Compact studios between 38 and 45 sqm are standard rental stock in Al Barsha and let consistently to single professionals employed across Dubai Media City and Dubai Internet City, both within 5 km of the district. At 40.41 sqm, Azure Park's studio aligns with what the corridor's tenant pool accepts. The more decisive variable is fit-out quality and building amenities. In a district where off-plan supply has compounded since 2022, a fully fitted kitchen, functioning gym, and covered parking separate a 6.5% yielding unit from one sitting vacant at handover. Investors buying for yield should confirm the unit delivers air conditioning, white goods, and adequate storage before committing at AED 780K. Floor level and unit orientation also affect achievable rent by AED 5,000 to AED 10,000 annually in buildings of this type.
Azure Premier Development is a Dubai-registered developer active in the off-plan residential segment. Before signing any SPA, buyers should verify the developer's completed project history through the Dubai Land Department's Oqood registration system and RERA's developer register, both publicly accessible. A developer with one or two completed projects carries materially more execution risk than an operator with a ten-project portfolio and confirmed on-time handovers. Ask your registered agent or Azure Premier Development directly for project references, escrow account details, and a current construction progress certificate.

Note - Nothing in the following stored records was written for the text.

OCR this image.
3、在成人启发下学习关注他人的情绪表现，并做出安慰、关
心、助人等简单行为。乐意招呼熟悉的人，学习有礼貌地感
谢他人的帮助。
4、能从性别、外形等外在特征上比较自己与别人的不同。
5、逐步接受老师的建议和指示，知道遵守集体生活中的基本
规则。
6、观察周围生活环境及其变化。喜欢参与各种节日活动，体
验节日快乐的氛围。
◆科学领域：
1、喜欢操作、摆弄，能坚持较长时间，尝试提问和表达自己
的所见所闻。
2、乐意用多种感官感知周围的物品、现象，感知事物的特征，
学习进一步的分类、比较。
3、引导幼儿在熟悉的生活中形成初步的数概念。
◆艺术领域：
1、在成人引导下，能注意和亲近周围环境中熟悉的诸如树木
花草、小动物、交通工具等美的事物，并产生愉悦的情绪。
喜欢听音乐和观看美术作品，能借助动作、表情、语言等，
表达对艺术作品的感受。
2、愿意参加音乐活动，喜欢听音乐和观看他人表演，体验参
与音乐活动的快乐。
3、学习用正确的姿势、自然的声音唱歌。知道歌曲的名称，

RERA mandates that off-plan sales proceeds be held in escrow accounts tied to construction milestones — confirm escrow compliance is in place and review the account balance relative to current completion percentage before paying any reservation or instalment.
A Q3 2028 target from early 2026 represents approximately 28 months of active construction. In Dubai's off-plan market, delays of six to twelve months beyond the original handover date are common, particularly from developers without an established multi-project delivery record. Buyers relying on rental income starting in 2028 should build at minimum a six-month buffer into their financial model. If your mortgage servicing cost or opportunity cost assumptions break down under a Q1 2029 actual handover scenario, this project carries unacceptable timing risk for your position. RERA escrow rules and dispute resolution mechanisms offer baseline buyer protection, but the practical safeguard is proactive due diligence — reviewing construction progress reports quarterly and maintaining direct contact with the developer rather than relying solely on agent updates.